CHICAGO -- Here is a measure of the emptiness of politics during Bill Clinton's purely tactical presidency: The delegates who will rock the rafters for him tomorrow night have only varying degrees of hostility for the only truly significant things -- there are only three of them -- he has done.
Democrats are the party of government, so a majority of Democrats in Congress opposed NAFTA. A Republican initiative, it decreases the importance of government by increasing the sovereignty of economic forces over political choices. Democrats are the party of compassion, meaning the prevention or amelioration of pain, and free trade causes some pain by increasing the velocity of economic change.
Democrats favor a large federal role in directing domestic social change. Therefore they cannot admire Mr. Clinton's proposal to balance the budget in seven years by, among other measures, cutting discretionary domestic spending almost one-third.
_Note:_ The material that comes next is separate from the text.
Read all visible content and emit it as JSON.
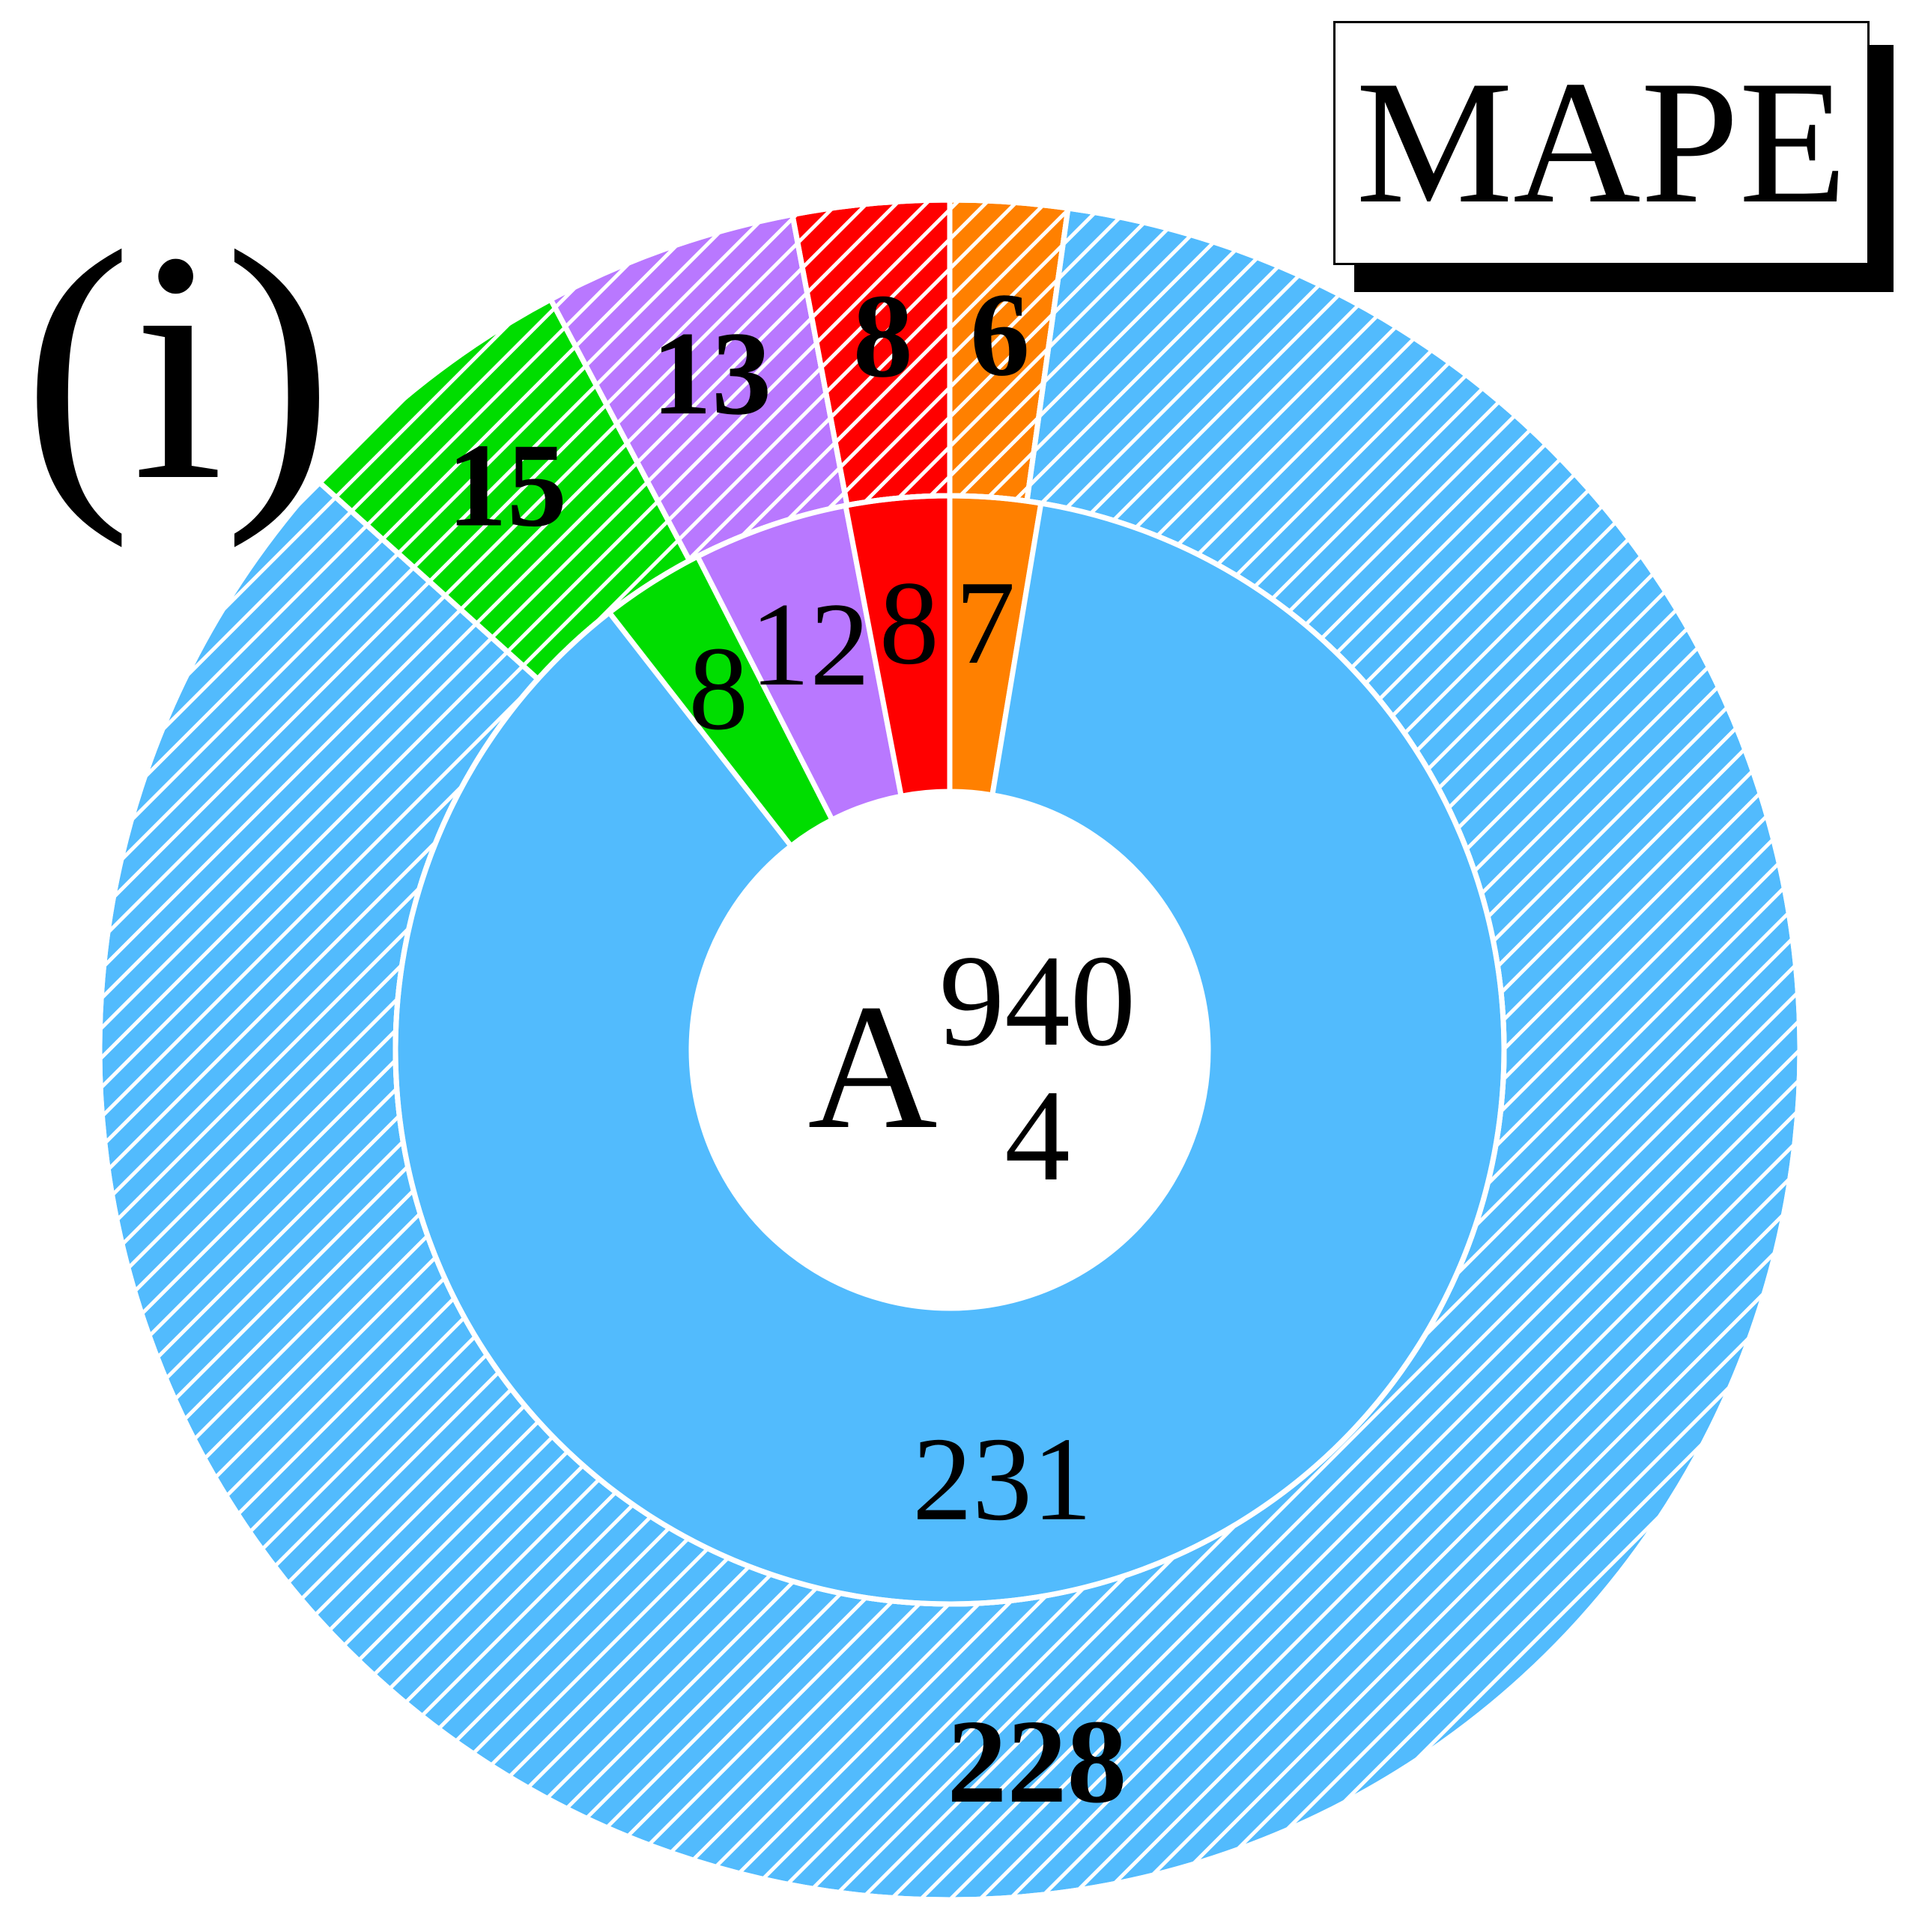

Democrats have been the party of the teeming cities, committed to palliating the stresses of urbanism, particularly for minorities. Yet now, when the phrase "inner city" has become a delicate synonym for "slum," Democrats have a president who, given an opportunity to refute those who say he is a human windsock, empty and blown about, would not seize that opportunity. He would not exercise his only substantial power, the veto, to block a Republican welfare bill that terminates the federal entitlement to income support for the poor.
Democrats, who are acutely hostile to policies that have what they call "disparate impacts" on minorities, must loathe the new law under which two-thirds of the millions of children removed from the welfare rolls will be black or Hispanic.
When, years hence, historians highlight today's indices of the Democrats' intellectual bankruptcy, they may dwell upon Vice President Gore's statement here Sunday that a re-elected President Clinton would wield the line-item veto to force more generosity in welfare policy. A president cannot increase spending by vetoing a line item, so what Mr. Gore meant was the line-item veto would give Mr. Clinton bargaining leverage with legislators: increase welfare spending or I will veto that appropriation for a federal project in your district.
Mr. Gore, an intelligent and informed man, knows but chooses to ignore what conservatives, too, ignore when the subject is welfare: Serious welfare reform -- meaning the painstaking process of equipping for the work force people who may have only the dimmest family memories of regular work -- requires increased spending by an enlarged, supervising government.
But the government is out of money and the public is out of patience with the government. That is why the most distinguished Democrat, Pat Moynihan, says, "The cheapest thing to do with chronic welfare-dependent families is simply to leave them as they are."
Mr. Gore said the president will have a "mandate" to "fix" the cuts in food stamps and the denial of most benefits to legal immigrants. But a mandate is something asked for, and the way Mr. Clinton is seeking office -- by conforming to conservative rhetoric and acquiescing in conservative measures -- guarantees that the office, if he gets it again, will be of little use to him because there will be little meaning to his tactical presidency.
The last Democratic president before Mr. Clinton, who also was a Southern governor with surreptitious ambitions, sneaked by the electorate in 1976 by saying things like, "Our government in Washington is a horrible bureaucratic mess. It is disorganized; wasteful; has no purpose and its policies . . . are incomprehensible." And: Government is "a bloated, confused, bureaucratic mess."
Then president Jimmy Carter hectored Americans to turn down their thermostats and drive less and slower. He was surprised that the government he had flayed did not have standing to deliver such lectures.
It is often thus. With measured malice, American history seems to distribute retributive calamities even-handedly, punishing all who enjoy a spell of political prosperity.
President Clinton's current ascendancy is an affliction visited on Republicans as a result of their control of Congress -- both the clumsiness of their use of that control, and the adroitness of Mr. Clinton's use of what that control did for him. It emancipated him from governing, leaving him free to resume his life's vocation as a political Elmer Gantry, forever campaigning. But now what he is doing to sustain that ascendancy -- promising to be not much more than not Newt Gingrich -- increases the probability that his presidency is just a diluted Democratic moment in an ongoing Republican era.
George F. Will is a syndicated columnist.